Demain commence la O-Woche (semaine d’orientation), mais sachant qu’elle n’est pas que pour nous, mais aussi pour les vrais petits bizuths qui commencent à peine leurs études (ce qui n’est pas notre cas, puisque nous entrons en deuxième année), et bien nous avons décidé avec Mélanie de faire un petit tour à Dortmund demain pour profiter de notre Semesterticket qui nous permet de prendre les trains régionaux et les moyens de transports en commun gratuitement en NRW. Notre première réunion obligatoire n’a lieu que mardi matin, tout comme les activités vraiment intéressantes comme la tournée des bars mardi soir ou la soirée d’inté jeudi soir ou le Katerfrühstück (petit déjeuner de la gueule de bois, si si…) vendredi midi. Mais dans une semaine, c’est enfin le début des cours, et je ne cache pas ma hâte car j’ai un peu l’impression de végéter intellectuellement (même si je voudrais sûrement rapidement des vacances les cours retrouvés).
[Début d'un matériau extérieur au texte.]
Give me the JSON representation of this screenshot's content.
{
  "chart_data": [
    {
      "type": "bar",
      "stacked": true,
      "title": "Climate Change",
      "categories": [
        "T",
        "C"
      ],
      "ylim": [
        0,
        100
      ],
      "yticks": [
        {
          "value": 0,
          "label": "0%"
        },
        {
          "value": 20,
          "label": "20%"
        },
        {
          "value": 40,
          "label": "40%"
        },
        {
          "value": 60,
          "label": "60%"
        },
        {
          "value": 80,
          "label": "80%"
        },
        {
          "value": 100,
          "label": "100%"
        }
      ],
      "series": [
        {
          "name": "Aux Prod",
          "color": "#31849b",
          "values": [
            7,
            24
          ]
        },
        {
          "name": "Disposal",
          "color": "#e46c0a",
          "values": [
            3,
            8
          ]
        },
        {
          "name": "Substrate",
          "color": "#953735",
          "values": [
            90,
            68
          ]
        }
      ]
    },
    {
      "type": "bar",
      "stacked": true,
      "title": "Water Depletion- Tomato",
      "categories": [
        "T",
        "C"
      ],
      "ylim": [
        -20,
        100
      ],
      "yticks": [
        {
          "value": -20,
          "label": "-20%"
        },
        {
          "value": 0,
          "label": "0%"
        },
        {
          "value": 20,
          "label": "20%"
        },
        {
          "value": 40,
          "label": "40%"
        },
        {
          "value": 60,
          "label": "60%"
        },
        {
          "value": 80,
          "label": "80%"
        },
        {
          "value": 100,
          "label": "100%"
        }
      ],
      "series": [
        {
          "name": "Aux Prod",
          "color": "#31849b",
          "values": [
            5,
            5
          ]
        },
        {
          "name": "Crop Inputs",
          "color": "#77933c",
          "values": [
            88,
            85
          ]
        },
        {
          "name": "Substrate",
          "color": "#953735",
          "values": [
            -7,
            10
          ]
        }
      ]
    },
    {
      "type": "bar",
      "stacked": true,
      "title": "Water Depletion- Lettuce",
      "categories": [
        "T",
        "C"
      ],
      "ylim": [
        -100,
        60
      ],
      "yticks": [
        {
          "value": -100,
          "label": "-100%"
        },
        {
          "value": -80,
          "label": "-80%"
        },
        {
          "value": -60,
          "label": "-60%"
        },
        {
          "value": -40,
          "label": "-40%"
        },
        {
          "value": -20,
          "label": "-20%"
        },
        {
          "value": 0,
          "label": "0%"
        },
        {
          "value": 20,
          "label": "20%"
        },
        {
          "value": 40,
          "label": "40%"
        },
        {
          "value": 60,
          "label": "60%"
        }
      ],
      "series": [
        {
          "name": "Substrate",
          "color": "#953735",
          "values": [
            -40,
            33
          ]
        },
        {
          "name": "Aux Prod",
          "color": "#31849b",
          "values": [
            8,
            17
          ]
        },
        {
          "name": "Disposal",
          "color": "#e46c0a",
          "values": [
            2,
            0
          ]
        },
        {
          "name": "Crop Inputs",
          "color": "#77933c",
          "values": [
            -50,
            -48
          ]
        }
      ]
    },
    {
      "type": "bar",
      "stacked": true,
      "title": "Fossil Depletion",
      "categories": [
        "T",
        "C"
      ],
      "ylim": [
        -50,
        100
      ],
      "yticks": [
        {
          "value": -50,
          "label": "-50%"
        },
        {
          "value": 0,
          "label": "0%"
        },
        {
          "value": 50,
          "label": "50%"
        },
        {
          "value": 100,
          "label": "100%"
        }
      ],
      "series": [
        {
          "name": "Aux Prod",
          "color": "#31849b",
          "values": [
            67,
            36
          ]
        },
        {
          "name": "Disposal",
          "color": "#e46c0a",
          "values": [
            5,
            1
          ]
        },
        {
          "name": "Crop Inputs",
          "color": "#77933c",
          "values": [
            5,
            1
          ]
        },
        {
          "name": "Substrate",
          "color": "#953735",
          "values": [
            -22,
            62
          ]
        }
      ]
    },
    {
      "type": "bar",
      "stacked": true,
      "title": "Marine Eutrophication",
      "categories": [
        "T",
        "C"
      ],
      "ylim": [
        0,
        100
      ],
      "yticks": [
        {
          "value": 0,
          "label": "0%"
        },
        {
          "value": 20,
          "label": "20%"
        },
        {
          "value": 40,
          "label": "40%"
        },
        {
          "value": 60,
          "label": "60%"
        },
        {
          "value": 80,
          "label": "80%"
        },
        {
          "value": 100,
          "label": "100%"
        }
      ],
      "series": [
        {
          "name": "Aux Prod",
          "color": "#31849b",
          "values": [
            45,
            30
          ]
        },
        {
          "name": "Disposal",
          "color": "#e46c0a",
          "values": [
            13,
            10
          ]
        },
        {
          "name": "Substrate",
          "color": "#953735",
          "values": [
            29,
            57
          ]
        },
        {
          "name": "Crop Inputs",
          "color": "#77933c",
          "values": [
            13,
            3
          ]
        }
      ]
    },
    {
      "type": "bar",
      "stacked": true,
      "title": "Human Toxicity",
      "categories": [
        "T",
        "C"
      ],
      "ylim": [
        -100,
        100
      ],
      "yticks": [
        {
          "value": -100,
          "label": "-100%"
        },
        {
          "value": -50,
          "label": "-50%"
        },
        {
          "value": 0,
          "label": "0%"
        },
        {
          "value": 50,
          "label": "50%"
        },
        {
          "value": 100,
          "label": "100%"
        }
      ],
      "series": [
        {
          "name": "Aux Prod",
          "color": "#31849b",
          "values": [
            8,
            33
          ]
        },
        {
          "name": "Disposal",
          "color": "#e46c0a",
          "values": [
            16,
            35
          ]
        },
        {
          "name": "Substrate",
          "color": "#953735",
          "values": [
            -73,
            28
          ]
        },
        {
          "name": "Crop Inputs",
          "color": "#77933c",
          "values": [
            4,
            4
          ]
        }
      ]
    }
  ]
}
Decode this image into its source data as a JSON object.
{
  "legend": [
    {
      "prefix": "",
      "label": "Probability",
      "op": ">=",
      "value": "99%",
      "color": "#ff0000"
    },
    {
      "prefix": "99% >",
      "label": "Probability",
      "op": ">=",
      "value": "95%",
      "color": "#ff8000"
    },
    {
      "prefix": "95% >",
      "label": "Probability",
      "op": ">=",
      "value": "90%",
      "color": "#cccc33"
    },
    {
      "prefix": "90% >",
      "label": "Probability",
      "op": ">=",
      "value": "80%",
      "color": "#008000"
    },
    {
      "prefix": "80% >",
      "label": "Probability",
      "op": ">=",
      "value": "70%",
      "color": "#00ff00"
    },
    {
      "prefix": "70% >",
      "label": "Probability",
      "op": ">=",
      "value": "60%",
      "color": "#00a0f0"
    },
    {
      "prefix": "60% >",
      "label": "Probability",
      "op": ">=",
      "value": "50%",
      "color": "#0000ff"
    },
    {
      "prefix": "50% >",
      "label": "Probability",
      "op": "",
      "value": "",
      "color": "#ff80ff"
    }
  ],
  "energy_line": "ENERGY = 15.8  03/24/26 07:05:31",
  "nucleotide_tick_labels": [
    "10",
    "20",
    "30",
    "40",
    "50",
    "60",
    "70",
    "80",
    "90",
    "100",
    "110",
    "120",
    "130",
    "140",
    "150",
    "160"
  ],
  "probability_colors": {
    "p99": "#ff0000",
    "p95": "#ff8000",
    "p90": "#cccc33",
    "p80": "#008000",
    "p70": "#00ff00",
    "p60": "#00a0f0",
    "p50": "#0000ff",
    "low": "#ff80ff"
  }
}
Voilà, voilà… Je vous raconterai donc sûrement cette O-Woche d’une seule traite ou par à-coups tout au long de la semaine, les véritables aventures commencent bientôt !! Et je suis impatiente !! Pas seulement pour les cours, mais aussi parce que je veux rencontrer d’autres gens, vivre d’autres choses, une année totalement différente qu’à Lille (même si cette année-là était bien, je ne suis pas ici pour revivre Sciences Po, je suis ici pour vivre Münster) !

Sur ce, à bientôt mes amis. Et la prochaine fois il y aura des photos, promis.